Minnesota running back Dalvin Cook, healthy again after an extended absence due to a hamstring injury, has lost two fumbles in just 55 carries this year. The Packers also have pressured quarterbacks to the tune of 34 sacks on the season, and Vikings QB Kirk Cousins has coughed the ball up eight times, losing six. Minnesota coach Mike Zimmer has preached all week about cleaning up the turnovers from his offense, particularly after Cousins threw a killer pick-six at Chicago last week.
The flip side, of course, is protecting the ball in a venue where the Vikings have generally thrived in the turnover department.
The Packers have kept giveaways to a minimum this year, with Aaron Rodgers now the lone full-time QB in the league with just one interception in 2018 after Brees threw his second on Thanksgiving night. The Packers have just 11 total giveaways through 10 games, but the timing of them has been the issue, with fourth-quarter fumbles at Washington, Los Angeles and New England factoring heavily into three of the five road losses.

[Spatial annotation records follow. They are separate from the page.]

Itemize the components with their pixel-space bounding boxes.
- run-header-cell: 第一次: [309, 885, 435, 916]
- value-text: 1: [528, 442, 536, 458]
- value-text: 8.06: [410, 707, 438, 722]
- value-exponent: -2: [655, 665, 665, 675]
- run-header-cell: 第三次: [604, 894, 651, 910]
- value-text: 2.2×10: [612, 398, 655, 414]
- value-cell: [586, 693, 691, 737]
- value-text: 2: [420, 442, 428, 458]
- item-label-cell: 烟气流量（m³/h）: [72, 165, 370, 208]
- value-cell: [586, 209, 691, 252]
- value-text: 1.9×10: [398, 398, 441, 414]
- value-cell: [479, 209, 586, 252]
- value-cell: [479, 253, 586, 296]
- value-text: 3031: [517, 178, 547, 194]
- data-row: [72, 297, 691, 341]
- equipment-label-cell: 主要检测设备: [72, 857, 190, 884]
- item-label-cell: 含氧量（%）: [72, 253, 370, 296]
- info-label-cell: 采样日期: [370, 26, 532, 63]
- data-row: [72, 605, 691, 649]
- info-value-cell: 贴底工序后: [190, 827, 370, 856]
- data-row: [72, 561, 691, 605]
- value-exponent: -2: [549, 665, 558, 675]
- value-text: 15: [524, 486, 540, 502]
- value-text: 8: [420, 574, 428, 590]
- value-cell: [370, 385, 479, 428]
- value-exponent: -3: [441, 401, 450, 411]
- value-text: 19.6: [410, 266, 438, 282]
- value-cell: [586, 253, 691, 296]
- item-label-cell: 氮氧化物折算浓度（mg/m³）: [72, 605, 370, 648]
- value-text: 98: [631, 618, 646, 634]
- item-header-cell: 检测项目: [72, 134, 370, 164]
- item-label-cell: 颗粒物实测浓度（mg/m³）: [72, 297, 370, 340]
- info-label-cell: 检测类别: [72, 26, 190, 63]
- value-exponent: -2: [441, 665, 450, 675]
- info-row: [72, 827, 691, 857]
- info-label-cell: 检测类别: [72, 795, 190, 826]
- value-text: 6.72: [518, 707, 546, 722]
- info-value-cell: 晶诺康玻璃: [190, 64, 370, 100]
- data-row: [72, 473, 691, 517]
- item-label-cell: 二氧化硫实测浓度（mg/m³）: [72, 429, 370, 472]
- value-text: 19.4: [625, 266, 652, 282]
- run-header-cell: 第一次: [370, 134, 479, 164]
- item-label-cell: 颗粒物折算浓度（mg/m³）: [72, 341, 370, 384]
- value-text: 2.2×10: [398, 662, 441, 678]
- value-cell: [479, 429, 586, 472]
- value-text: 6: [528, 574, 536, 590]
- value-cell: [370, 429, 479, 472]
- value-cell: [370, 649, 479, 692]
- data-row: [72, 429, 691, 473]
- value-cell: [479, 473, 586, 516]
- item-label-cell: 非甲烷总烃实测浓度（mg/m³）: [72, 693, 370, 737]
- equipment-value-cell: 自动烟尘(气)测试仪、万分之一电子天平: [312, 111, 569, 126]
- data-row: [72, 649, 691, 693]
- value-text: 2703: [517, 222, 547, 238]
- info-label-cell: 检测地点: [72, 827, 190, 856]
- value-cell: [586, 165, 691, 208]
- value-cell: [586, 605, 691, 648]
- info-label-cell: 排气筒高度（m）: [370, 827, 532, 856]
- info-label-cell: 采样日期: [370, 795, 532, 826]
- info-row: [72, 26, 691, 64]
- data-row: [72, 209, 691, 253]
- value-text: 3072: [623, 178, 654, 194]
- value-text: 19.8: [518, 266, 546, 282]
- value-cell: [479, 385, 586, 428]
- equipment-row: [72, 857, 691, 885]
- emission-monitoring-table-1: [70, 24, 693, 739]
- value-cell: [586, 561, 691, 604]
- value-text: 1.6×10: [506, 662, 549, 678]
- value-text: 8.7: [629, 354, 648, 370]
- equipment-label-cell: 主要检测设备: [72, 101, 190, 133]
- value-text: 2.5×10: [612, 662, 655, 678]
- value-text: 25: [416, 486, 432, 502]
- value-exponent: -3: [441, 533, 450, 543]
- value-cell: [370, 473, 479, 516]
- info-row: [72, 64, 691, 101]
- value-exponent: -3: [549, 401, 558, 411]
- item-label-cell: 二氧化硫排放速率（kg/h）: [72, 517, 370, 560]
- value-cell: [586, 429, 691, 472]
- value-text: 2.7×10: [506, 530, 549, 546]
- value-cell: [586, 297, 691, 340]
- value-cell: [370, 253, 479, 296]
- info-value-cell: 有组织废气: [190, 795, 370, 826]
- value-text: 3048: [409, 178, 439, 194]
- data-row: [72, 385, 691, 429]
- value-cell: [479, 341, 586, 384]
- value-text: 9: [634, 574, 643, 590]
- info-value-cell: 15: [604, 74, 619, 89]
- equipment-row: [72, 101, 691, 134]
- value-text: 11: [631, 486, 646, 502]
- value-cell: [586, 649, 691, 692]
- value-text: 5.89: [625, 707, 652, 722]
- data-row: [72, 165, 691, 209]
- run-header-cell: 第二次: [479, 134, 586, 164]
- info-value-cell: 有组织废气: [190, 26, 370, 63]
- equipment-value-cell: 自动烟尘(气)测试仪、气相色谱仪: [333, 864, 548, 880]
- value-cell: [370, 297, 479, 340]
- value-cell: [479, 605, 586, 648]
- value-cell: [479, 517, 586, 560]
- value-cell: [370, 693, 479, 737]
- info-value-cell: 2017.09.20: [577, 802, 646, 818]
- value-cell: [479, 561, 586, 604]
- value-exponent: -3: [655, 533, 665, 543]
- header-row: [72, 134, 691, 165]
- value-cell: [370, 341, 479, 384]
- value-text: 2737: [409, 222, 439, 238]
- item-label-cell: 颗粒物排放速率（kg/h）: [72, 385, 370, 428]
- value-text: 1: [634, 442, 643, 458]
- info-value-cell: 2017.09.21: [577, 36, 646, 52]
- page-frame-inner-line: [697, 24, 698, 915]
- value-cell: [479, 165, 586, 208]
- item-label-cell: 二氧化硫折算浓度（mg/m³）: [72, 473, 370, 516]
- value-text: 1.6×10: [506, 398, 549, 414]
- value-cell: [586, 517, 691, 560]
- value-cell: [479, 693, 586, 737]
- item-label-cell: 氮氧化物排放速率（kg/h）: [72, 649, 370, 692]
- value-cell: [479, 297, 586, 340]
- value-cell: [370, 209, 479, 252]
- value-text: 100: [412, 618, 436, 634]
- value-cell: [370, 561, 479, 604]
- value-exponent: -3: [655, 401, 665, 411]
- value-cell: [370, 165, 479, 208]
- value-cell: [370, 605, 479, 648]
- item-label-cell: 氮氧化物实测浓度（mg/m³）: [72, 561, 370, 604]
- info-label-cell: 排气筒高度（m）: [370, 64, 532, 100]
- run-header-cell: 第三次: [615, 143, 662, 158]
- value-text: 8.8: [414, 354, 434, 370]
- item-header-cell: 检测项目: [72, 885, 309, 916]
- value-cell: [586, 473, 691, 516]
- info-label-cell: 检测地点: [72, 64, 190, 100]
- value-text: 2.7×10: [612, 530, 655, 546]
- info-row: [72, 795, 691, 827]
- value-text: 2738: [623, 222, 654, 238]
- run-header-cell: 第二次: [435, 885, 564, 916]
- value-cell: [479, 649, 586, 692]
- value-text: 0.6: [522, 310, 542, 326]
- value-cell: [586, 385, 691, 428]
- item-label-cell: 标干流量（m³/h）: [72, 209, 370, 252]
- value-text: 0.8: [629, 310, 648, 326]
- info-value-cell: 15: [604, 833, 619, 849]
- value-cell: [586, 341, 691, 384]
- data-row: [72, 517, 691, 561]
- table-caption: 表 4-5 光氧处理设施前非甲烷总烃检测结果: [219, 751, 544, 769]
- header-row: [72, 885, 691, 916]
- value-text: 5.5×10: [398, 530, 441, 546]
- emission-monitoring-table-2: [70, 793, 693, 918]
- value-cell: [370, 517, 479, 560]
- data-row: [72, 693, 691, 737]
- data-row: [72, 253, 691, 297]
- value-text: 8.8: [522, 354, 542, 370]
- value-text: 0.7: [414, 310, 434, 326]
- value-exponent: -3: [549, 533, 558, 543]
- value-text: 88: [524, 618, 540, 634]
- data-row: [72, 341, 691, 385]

"We emphasize to all of our ball carriers, and we talked about that today as a unit, how we have to carry the ball," offensive coordinator Joe Philbin said on Wednesday. "They do a good job teaching the club, strip, those type of things, and they've had production."
The Vikings have forced 19 fumbles this season, though they've recovered only seven or their plus-one turnover margin on the season (which is the same as Green Bay's) would certainly be better.
Realistically, an argument could be made the reason the Vikings (5-4-1) and Packers (4-5-1) are both hovering around .500 this late in the season is their pedestrian plus-one turnover mark. Minnesota has taken it away a bunch more than Green Bay (17 to 12) but given it away a lot more, too (16 to 11).
It's always the talk of the NFL, how turnovers win and lose games, so this is nothing new. But look again at those numbers in Minnesota's three home losses over the last two seasons.
To beat the Vikings at their place, the blueprint is clear.